Segue em ternos passos
Numa inconstância inerte.
Um manto branco mutilado
E uma compressa na mão.
Não a morte. Não é essa figura.
Uma outra.
Devagar se lembrava o tempo
De não a esmagar.
O manto cinzento mutilado
E uma compressa nas mãos.
As sombras agitam ondulando-se.
- A sua música não é a mais fácil.
Em ternos passos caminha
Com seu archote… e os sons
Não são os mais fáceis.
Nem os sonhos
Muito menos as imagens.
Caminha em passos leves
Com seu archote na mão.
Um manto preto mutilado
E uma compressa desfeita.

20070209

Na orla do banco sentada,
Leve...
Seus fiéis
cabelos ondulados
na sua nuca e seus dedos... graciosamente
os tocando,
Fiéis
e acrobáticos eles espreitam,
Criança
...comum lugar onde tudo se passa
quando o tempo fuma um cigarro – SIM, ESPREITA CRIANÇA! DEBAIXO DAS SAIAS, NOS ESCOMBROS MOLHADOS...
no meu (e o teu), endócrino espaço.
Por aí segregam-se deuses, pela boca as pernas pelo cu o resto, – DESMEMBRA-O – criança deusa – criança perdição – criança loucura – criança desejo – criança fervente – criança fugaz e gélida alma,
Embebeda-te dela!
(O meu azedume é esta tua criação), – criança segredo –
Pátria e voz,
acumulada...
Criança assim dos pobres e dos sôfregos, criança deitada infiel cobaia,
Hoje, amanhã,
Ao acaso,
Acaso e seu precipício,
Ocaso, o medo e a sua prisão...

E a tentação de ser deus e lamber os dedos...

e a tentação de ser deus e lamber os dedos,
e a tentação de ser deus e lamber os dedos,
e a tentação de ser deus e lamber os dedos.

Criança acumulada e suja,
- Criança morte – arrojada e leve,
Leve ao longo de ti,
Criança ao longo de ti
(eu) sonho ao longo de ti.
Criança mãe, criança na sua nuca e seus dedos.
Leves,
Apressados,
Ao abrir as pernas.

E a tentação de ser pátria de joelhos...

e a tentação de ser Pátria de joelhos,
e a tentação de ser pátria de joelhos,
e a tentação de ser o tempo de fumar um cigarro.
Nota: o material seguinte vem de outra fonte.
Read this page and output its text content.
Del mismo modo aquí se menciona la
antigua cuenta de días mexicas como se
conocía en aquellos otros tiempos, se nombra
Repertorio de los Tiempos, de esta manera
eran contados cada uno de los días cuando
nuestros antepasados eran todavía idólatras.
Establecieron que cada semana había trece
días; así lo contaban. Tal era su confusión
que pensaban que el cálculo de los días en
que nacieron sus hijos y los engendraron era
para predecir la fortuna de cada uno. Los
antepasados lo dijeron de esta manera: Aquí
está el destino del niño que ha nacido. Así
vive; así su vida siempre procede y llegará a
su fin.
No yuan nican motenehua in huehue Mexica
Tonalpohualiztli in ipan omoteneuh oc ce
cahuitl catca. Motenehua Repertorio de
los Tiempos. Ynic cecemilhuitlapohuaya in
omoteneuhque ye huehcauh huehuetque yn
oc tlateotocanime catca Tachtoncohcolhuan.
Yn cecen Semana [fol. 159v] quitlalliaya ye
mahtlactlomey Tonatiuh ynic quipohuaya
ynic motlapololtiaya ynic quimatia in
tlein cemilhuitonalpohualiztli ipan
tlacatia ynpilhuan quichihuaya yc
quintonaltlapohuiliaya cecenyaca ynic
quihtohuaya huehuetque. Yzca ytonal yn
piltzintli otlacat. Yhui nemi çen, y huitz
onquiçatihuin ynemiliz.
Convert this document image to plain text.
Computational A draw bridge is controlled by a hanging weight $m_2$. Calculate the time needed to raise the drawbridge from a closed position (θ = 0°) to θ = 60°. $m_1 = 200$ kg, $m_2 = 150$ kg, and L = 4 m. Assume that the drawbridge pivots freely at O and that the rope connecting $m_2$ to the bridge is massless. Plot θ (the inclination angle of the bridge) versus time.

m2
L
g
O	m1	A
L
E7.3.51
Criança luva, selva e triste, sudação crescente,
Amor
IN – controlo.
IN – satisfação.
IN – perfeição.
IN – cide neste lugar.
Comum lugar onde tudo se passa quando o tempo fuma um cigarro. SIM! DESPERTA CRIANÇA! DEBAIXO DAS SAIAS, DOS ESCOMBROS MOLHADOS.
Do meu (e o teu), endócrino paladar.
Do meu (e o teu), desejo do súbito
Congela – mente

E a tentação de ser...

Criança Homem – verde – criança magia – pedra rubra – criança paralela – esmagada e doce – criança tu e agora
(o tu e o inconstante)
Pleno ao longo de ti
Fluído pelo longo de ti
Ao longo de ti – criança ar!

E a tentação de ser tempo e suicidar...

e a tentação de ser tempo e suicidar,
e a tentação de ser tempo e suicidar,
e a tentação de ser tempo e suicidar.

20061209

As vozes dilaceradas pelo abismo
Sonhos vociferados, prematuramente
Num tempo, como uma constante.
Um boneco articulado que não mente
E muito menos sente a demora
Precipitando-se em nossas mãos.
Um espaço inocular que projecta
ondas fálicas verdes sonantes
Num júbilo, num susto que simplesmente
recai em nossa voz.
São vozes vaciladas
mortas, de natural esquecidas.
São sombras mal traçadas dentro do próprio som.
Um momento terrivelmente só.
Tão só quanto insolitamente vulgo.
Quanto epistemologicamente julga existir.
São mais as vozes,
aqui soltas graves e provocadoramente a despertar
num olhar que navega a sombra
e a faz perder, no meio da multidão.
Jaz, jamais, a inevitável dúvida de assombro
num espaço que já não se tem
e já não se perde
porque não se quer pertencer.
São tórridas frias soltas as vozes,
ecoam em uníssono essa paz distante
onde o tempo é uma constante
e se espera procriar algo da mesma cor de seu nome.
Pálida, sorri como se fosse madrugada
e num esperto reflexo debita sua ânsia.
Aqui, onde já prolixamente o odor vocifera a léguas
onde a interminável busca ciranda,
é o corte verde palma que escuta seu gesto
e num arrepio gélido, como se fora um nome
sua tenra voz prolifera a demanda dissipada.
Neste aqui, verde seguro estável
encontra o tempo derramável brando
se um dia partir e assim fôr.
Daqui.

20050509

Neste rodopio quente que me arrasta.
Observo, da redoma que me suga o ar que respiro.
Espreito numa timidez lacerante, algo pérfido.
Falar será mais uma vez a vontade que me aperta,
no momento áureo.
Algo pérfido, neste rodopio quente que me arrasta.
Quente, leve, seguro. Seguro eu esta redoma que me impôs os segredos, alastram-se num código que me espreita. Falo trépida e incapaz.
Quase tão suave como o vento.
Era um canto afinal. Sou eu amarela parda fria.
Caída aos vendavais, a voar no sopro de um vulcão.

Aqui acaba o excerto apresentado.